The Olea europaea or olive tree is a long-living evergreen tree that can reach up to 15m in height, with a broad crown and a thick, twisted, often very short trunk. A tree of Mediterranean origin, it is very widespread in Spain and much valued for its olives and the quality of the oil produced from them. Older specimens from ancient olive plantations, many of them centenary, are currently used for ornamental purposes. It can live for more than 1,500 years and is a leafy tree, which grows slowly, with a thick and irregular trunk that twists and turns into many shapes.
A tree with a broad crown, it blossoms in mid-spring, producing bunches of white flowers with a pleasant smell, which turn into olives at the end of autumn or in winter. In Spain there are about 300 varieties of olive tree; the best include the Picudo, Empeltre, Hojiblanca, Cornicabra, Lechín, Manzanilla, Verdial and Picual.

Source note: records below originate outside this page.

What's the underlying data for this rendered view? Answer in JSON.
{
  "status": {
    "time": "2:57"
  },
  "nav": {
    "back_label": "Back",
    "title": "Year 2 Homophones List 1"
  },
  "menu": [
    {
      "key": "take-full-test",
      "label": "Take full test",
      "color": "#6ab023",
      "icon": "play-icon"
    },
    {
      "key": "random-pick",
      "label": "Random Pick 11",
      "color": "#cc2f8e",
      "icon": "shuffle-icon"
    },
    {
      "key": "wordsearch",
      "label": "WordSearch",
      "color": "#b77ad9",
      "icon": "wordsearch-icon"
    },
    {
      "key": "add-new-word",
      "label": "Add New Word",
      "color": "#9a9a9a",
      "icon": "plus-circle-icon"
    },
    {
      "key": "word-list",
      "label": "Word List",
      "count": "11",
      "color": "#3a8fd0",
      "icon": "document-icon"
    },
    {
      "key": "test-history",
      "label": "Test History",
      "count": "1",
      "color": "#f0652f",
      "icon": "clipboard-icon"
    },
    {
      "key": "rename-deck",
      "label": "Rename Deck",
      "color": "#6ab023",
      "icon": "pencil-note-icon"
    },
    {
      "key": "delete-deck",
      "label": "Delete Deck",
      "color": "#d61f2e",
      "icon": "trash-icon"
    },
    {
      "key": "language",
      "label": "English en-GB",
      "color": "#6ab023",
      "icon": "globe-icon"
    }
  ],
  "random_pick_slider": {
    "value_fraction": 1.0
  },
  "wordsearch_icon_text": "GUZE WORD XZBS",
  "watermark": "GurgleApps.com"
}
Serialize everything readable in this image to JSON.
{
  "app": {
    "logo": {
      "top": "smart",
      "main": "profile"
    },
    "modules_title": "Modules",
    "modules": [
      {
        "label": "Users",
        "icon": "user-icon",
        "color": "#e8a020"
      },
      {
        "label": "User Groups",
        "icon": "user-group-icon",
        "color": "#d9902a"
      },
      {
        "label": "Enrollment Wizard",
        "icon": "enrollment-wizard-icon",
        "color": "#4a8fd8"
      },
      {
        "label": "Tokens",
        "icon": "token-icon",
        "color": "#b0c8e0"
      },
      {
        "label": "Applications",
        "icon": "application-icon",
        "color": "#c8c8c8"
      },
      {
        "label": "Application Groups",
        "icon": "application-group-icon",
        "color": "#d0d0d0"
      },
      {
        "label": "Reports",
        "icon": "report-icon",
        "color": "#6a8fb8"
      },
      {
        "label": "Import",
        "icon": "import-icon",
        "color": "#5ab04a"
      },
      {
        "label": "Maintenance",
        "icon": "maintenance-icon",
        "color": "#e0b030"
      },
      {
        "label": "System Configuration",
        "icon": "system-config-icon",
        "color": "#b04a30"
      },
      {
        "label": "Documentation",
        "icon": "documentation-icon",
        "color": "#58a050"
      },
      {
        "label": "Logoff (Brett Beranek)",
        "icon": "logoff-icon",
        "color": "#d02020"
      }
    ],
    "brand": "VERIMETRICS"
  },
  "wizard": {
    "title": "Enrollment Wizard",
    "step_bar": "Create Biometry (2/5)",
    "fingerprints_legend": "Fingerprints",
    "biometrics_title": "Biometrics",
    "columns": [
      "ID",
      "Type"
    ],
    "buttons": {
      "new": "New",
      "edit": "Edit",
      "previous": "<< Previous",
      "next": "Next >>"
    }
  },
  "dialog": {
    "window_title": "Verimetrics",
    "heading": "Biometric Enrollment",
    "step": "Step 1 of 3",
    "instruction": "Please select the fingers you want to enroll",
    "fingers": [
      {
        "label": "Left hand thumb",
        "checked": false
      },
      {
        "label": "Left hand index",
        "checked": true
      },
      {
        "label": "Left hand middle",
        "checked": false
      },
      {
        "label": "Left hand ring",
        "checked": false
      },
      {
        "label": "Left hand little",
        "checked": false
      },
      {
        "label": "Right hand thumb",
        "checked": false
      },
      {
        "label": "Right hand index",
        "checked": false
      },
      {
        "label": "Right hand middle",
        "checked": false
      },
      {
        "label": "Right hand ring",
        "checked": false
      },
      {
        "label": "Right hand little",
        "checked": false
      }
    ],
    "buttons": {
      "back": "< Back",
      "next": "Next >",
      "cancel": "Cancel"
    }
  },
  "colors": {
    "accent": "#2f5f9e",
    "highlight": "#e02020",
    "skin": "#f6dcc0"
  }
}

Olives can be round or oval, large or small, depending on the species of tree, and from them, oil is extracted, creating a delicacy with many culinary uses which is central to the famed Mediterranean diet, and also has uses in medicine and cosmetics, mainly in making soap.
Its wood is valued for making carvings, for cabinet making and as fuel and charcoal. We promote its potential in gardens since the olive tree is easy to move once fully grown. It is a tree that thrives best in warm and sunny weather although it adapts to harsher conditions such as cold, frost, wind, drought, pollution and poor maintenance.